# Playin' in the dirt



## ellasmom (Jul 27, 2011)

I have heard that hedgehogs LOVE to play in the garden. I am currently living in an apartment with no access to a garden, does anyone have any other ideas for my little Ella?


----------



## CanadienHedgie (Feb 4, 2011)

Organic dirt in a high back litter pan. Silk plants (make sure they aren't poky), hide insects under the leaves. You can hide a tunnel under the leaves, which seems to be fun. Cat grass can be used for them to sniff, roam and hunt it. And coconut fiber (not the chunks, the soft dirt like stuff) can be used in a high back litter box. I use all the above .


----------



## ReginasMommy (Apr 13, 2011)

I've been wanting to do this for a while, but wasn't sure what would be safe.
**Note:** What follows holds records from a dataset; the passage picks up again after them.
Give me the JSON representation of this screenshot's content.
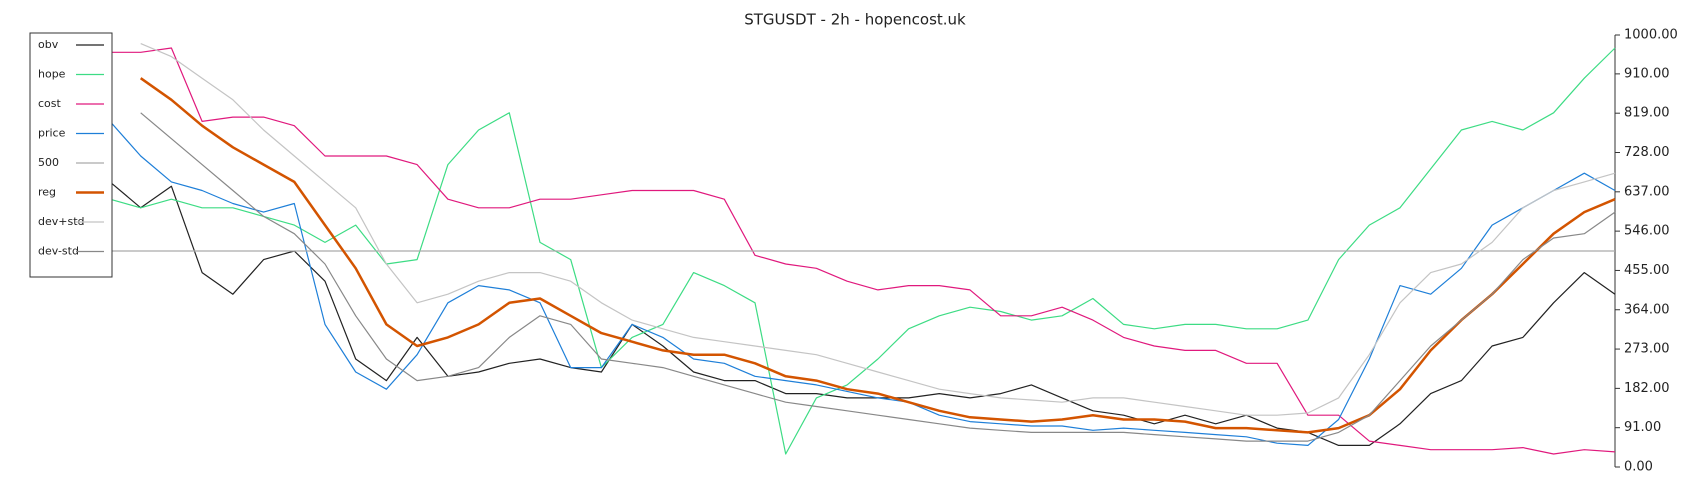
{
  "chart_data": {
    "type": "line",
    "title": "STGUSDT - 2h - hopencost.uk",
    "ylim": [
      0,
      1000
    ],
    "yticks": [
      {
        "value": 0,
        "label": "0.00"
      },
      {
        "value": 91,
        "label": "91.00"
      },
      {
        "value": 182,
        "label": "182.00"
      },
      {
        "value": 273,
        "label": "273.00"
      },
      {
        "value": 364,
        "label": "364.00"
      },
      {
        "value": 455,
        "label": "455.00"
      },
      {
        "value": 546,
        "label": "546.00"
      },
      {
        "value": 637,
        "label": "637.00"
      },
      {
        "value": 728,
        "label": "728.00"
      },
      {
        "value": 819,
        "label": "819.00"
      },
      {
        "value": 910,
        "label": "910.00"
      },
      {
        "value": 1000,
        "label": "1000.00"
      }
    ],
    "legend": "top-left",
    "series": [
      {
        "name": "obv",
        "color": "#222222",
        "values": [
          660,
          600,
          650,
          450,
          400,
          480,
          500,
          430,
          250,
          200,
          300,
          210,
          220,
          240,
          250,
          230,
          220,
          330,
          280,
          220,
          200,
          200,
          170,
          170,
          160,
          160,
          160,
          170,
          160,
          170,
          190,
          160,
          130,
          120,
          100,
          120,
          100,
          120,
          90,
          80,
          50,
          50,
          100,
          170,
          200,
          280,
          300,
          380,
          450,
          400
        ]
      },
      {
        "name": "hope",
        "color": "#3ddc84",
        "values": [
          620,
          600,
          620,
          600,
          600,
          580,
          560,
          520,
          560,
          470,
          480,
          700,
          780,
          820,
          520,
          480,
          230,
          300,
          330,
          450,
          420,
          380,
          30,
          160,
          190,
          250,
          320,
          350,
          370,
          360,
          340,
          350,
          390,
          330,
          320,
          330,
          330,
          320,
          320,
          340,
          480,
          560,
          600,
          690,
          780,
          800,
          780,
          820,
          900,
          970
        ]
      },
      {
        "name": "cost",
        "color": "#e0197d",
        "values": [
          960,
          960,
          970,
          800,
          810,
          810,
          790,
          720,
          720,
          720,
          700,
          620,
          600,
          600,
          620,
          620,
          630,
          640,
          640,
          640,
          620,
          490,
          470,
          460,
          430,
          410,
          420,
          420,
          410,
          350,
          350,
          370,
          340,
          300,
          280,
          270,
          270,
          240,
          240,
          120,
          120,
          60,
          50,
          40,
          40,
          40,
          45,
          30,
          40,
          35
        ]
      },
      {
        "name": "price",
        "color": "#1e7fd8",
        "values": [
          800,
          720,
          660,
          640,
          610,
          590,
          610,
          330,
          220,
          180,
          260,
          380,
          420,
          410,
          380,
          230,
          230,
          330,
          300,
          250,
          240,
          210,
          200,
          190,
          175,
          160,
          150,
          120,
          105,
          100,
          95,
          95,
          85,
          90,
          85,
          80,
          75,
          70,
          55,
          50,
          110,
          250,
          420,
          400,
          460,
          560,
          600,
          640,
          680,
          640
        ]
      },
      {
        "name": "500",
        "color": "#aaaaaa",
        "values": [
          500,
          500,
          500,
          500,
          500,
          500,
          500,
          500,
          500,
          500,
          500,
          500,
          500,
          500,
          500,
          500,
          500,
          500,
          500,
          500,
          500,
          500,
          500,
          500,
          500,
          500,
          500,
          500,
          500,
          500,
          500,
          500,
          500,
          500,
          500,
          500,
          500,
          500,
          500,
          500,
          500,
          500,
          500,
          500,
          500,
          500,
          500,
          500,
          500,
          500
        ]
      },
      {
        "name": "reg",
        "color": "#d35400",
        "values": [
          null,
          900,
          850,
          790,
          740,
          700,
          660,
          560,
          460,
          330,
          280,
          300,
          330,
          380,
          390,
          350,
          310,
          290,
          270,
          260,
          260,
          240,
          210,
          200,
          180,
          170,
          150,
          130,
          115,
          110,
          105,
          110,
          120,
          110,
          110,
          105,
          90,
          90,
          85,
          80,
          90,
          120,
          180,
          270,
          340,
          400,
          470,
          540,
          590,
          620
        ]
      },
      {
        "name": "dev+std",
        "color": "#c4c4c4",
        "values": [
          null,
          980,
          950,
          900,
          850,
          780,
          720,
          660,
          600,
          470,
          380,
          400,
          430,
          450,
          450,
          430,
          380,
          340,
          320,
          300,
          290,
          280,
          270,
          260,
          240,
          220,
          200,
          180,
          170,
          160,
          155,
          150,
          160,
          160,
          150,
          140,
          130,
          120,
          120,
          125,
          160,
          260,
          380,
          450,
          470,
          520,
          600,
          640,
          660,
          680
        ]
      },
      {
        "name": "dev-std",
        "color": "#888888",
        "values": [
          null,
          820,
          760,
          700,
          640,
          580,
          540,
          470,
          350,
          250,
          200,
          210,
          230,
          300,
          350,
          330,
          250,
          240,
          230,
          210,
          190,
          170,
          150,
          140,
          130,
          120,
          110,
          100,
          90,
          85,
          80,
          80,
          80,
          80,
          75,
          70,
          65,
          60,
          60,
          60,
          80,
          120,
          200,
          280,
          340,
          400,
          480,
          530,
          540,
          590
        ]
      }
    ]
  }
}
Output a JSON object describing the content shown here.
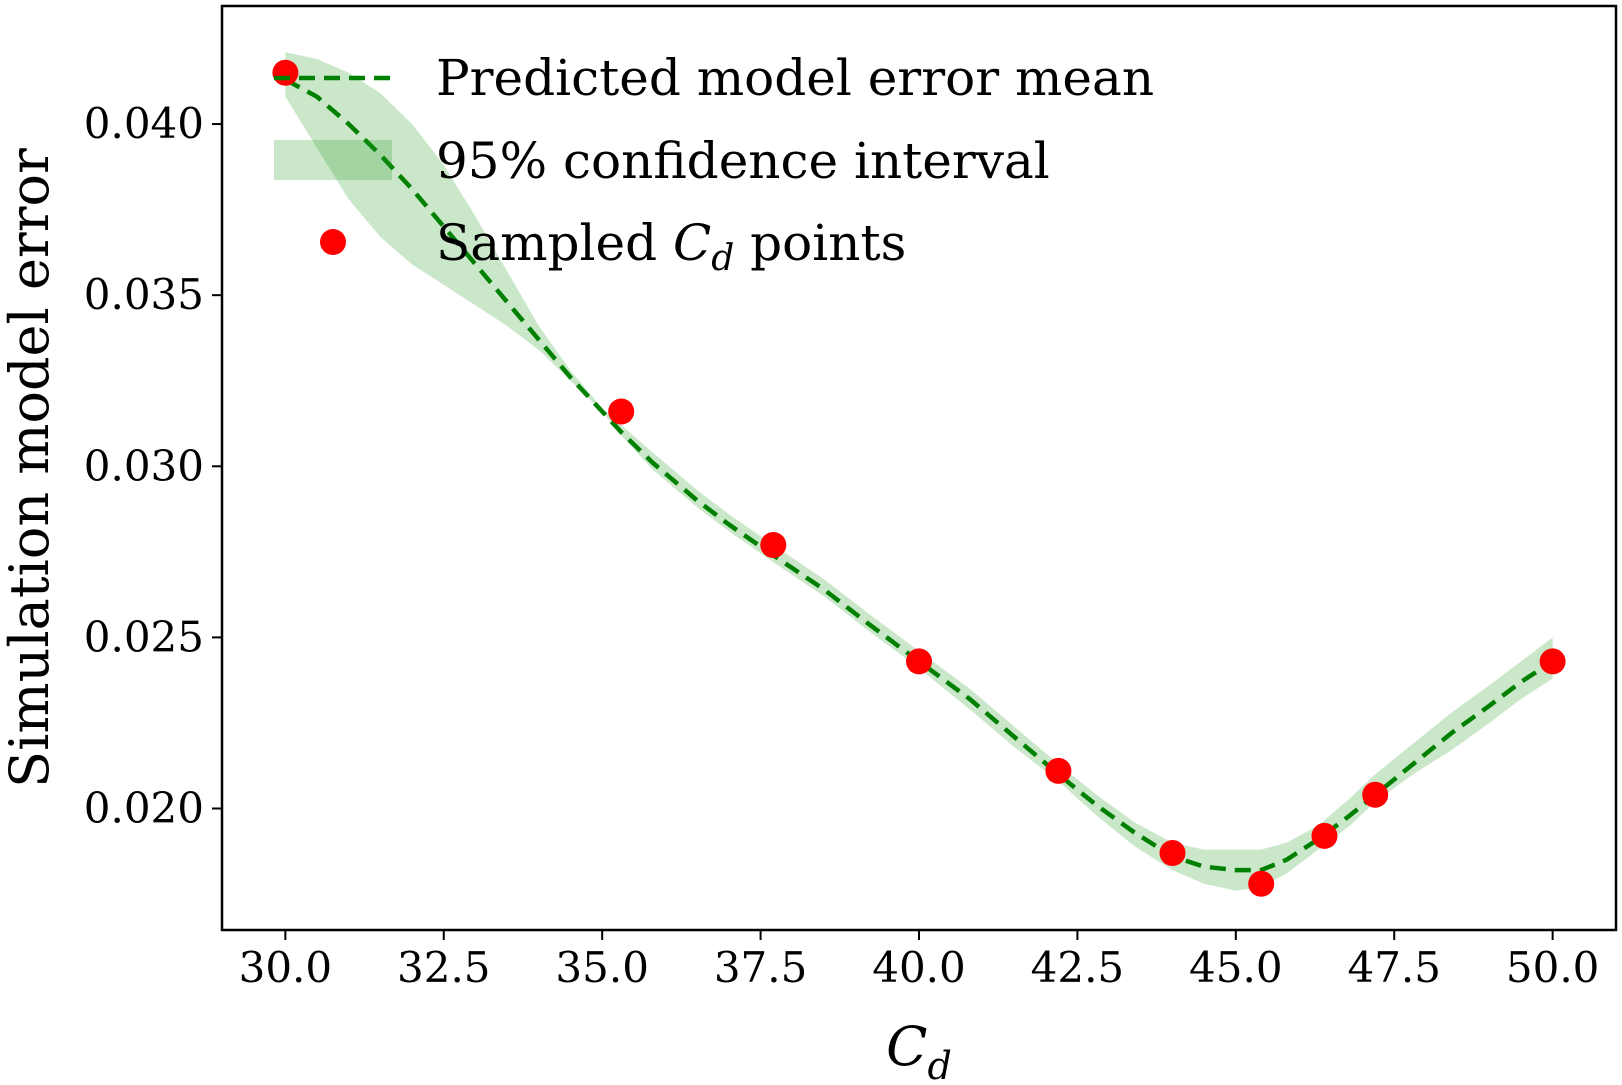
{
  "chart_data": {
    "type": "line",
    "xlabel": "C_d",
    "ylabel": "Simulation model error",
    "xlim": [
      29.0,
      51.0
    ],
    "ylim": [
      0.01645,
      0.04345
    ],
    "xticks": [
      30.0,
      32.5,
      35.0,
      37.5,
      40.0,
      42.5,
      45.0,
      47.5,
      50.0
    ],
    "xtick_labels": [
      "30.0",
      "32.5",
      "35.0",
      "37.5",
      "40.0",
      "42.5",
      "45.0",
      "47.5",
      "50.0"
    ],
    "yticks": [
      0.02,
      0.025,
      0.03,
      0.035,
      0.04
    ],
    "ytick_labels": [
      "0.020",
      "0.025",
      "0.030",
      "0.035",
      "0.040"
    ],
    "grid": false,
    "legend_position": "top-left",
    "series": [
      {
        "name": "Predicted model error mean",
        "kind": "line",
        "style": "dashed",
        "color": "#008000",
        "x": [
          30.0,
          30.5,
          31.0,
          31.5,
          32.0,
          32.5,
          33.0,
          33.5,
          34.0,
          34.5,
          35.0,
          35.3,
          35.8,
          36.5,
          37.0,
          37.7,
          38.5,
          39.2,
          40.0,
          40.8,
          41.5,
          42.2,
          42.8,
          43.4,
          44.0,
          44.5,
          45.0,
          45.4,
          45.8,
          46.3,
          46.8,
          47.2,
          47.8,
          48.4,
          49.0,
          49.5,
          50.0
        ],
        "y": [
          0.0413,
          0.0408,
          0.04,
          0.0391,
          0.0381,
          0.037,
          0.0359,
          0.0348,
          0.0337,
          0.0326,
          0.0316,
          0.031,
          0.0301,
          0.029,
          0.0283,
          0.0274,
          0.0264,
          0.0254,
          0.0243,
          0.0232,
          0.0221,
          0.021,
          0.0201,
          0.0193,
          0.0186,
          0.0183,
          0.0182,
          0.0182,
          0.0185,
          0.0191,
          0.0198,
          0.0204,
          0.0213,
          0.0222,
          0.023,
          0.0237,
          0.0243
        ]
      },
      {
        "name": "95% confidence interval",
        "kind": "band",
        "color": "#2ca02c",
        "x": [
          30.0,
          30.5,
          31.0,
          31.5,
          32.0,
          32.5,
          33.0,
          33.5,
          34.0,
          34.5,
          35.0,
          35.3,
          35.8,
          36.5,
          37.0,
          37.7,
          38.5,
          39.2,
          40.0,
          40.8,
          41.5,
          42.2,
          42.8,
          43.4,
          44.0,
          44.5,
          45.0,
          45.4,
          45.8,
          46.3,
          46.8,
          47.2,
          47.8,
          48.4,
          49.0,
          49.5,
          50.0
        ],
        "lower": [
          0.0408,
          0.0393,
          0.0378,
          0.0367,
          0.0359,
          0.0353,
          0.0347,
          0.0341,
          0.0334,
          0.0325,
          0.0316,
          0.0309,
          0.0299,
          0.0288,
          0.0281,
          0.0272,
          0.0262,
          0.0252,
          0.0241,
          0.0229,
          0.0218,
          0.0208,
          0.0198,
          0.0189,
          0.0182,
          0.0178,
          0.0176,
          0.0177,
          0.0181,
          0.0188,
          0.0195,
          0.0202,
          0.021,
          0.0217,
          0.0225,
          0.0232,
          0.0238
        ],
        "upper": [
          0.0421,
          0.0419,
          0.0415,
          0.0409,
          0.04,
          0.0388,
          0.0373,
          0.0357,
          0.0341,
          0.0328,
          0.0317,
          0.0312,
          0.0304,
          0.0293,
          0.0286,
          0.0277,
          0.0267,
          0.0257,
          0.0246,
          0.0235,
          0.0224,
          0.0213,
          0.0204,
          0.0196,
          0.019,
          0.0188,
          0.0188,
          0.0188,
          0.019,
          0.0195,
          0.0203,
          0.021,
          0.0219,
          0.0228,
          0.0236,
          0.0243,
          0.025
        ]
      },
      {
        "name": "Sampled C_d points",
        "kind": "scatter",
        "color": "#ff0000",
        "x": [
          30.0,
          35.3,
          37.7,
          40.0,
          42.2,
          44.0,
          45.4,
          46.4,
          47.2,
          50.0
        ],
        "y": [
          0.0415,
          0.0316,
          0.0277,
          0.0243,
          0.0211,
          0.0187,
          0.0178,
          0.0192,
          0.0204,
          0.0243
        ]
      }
    ]
  }
}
Thanks for the information.

Would this dirt be okay?
http://www.homedepot.com/h_d1/N-5yc...splay?langId=-1&storeId=10051&catalogId=10053
http://www.homedepot.com/h_d1/N-5yc...splay?langId=-1&storeId=10051&catalogId=10053


----------



## hanhan27 (May 12, 2011)

I was just talking to my fiance about trying something like this with Milly! I'm happy that I saw this. I'm definitely going to try it out


----------



## ellasmom (Jul 27, 2011)

Thanks for everyones help!


----------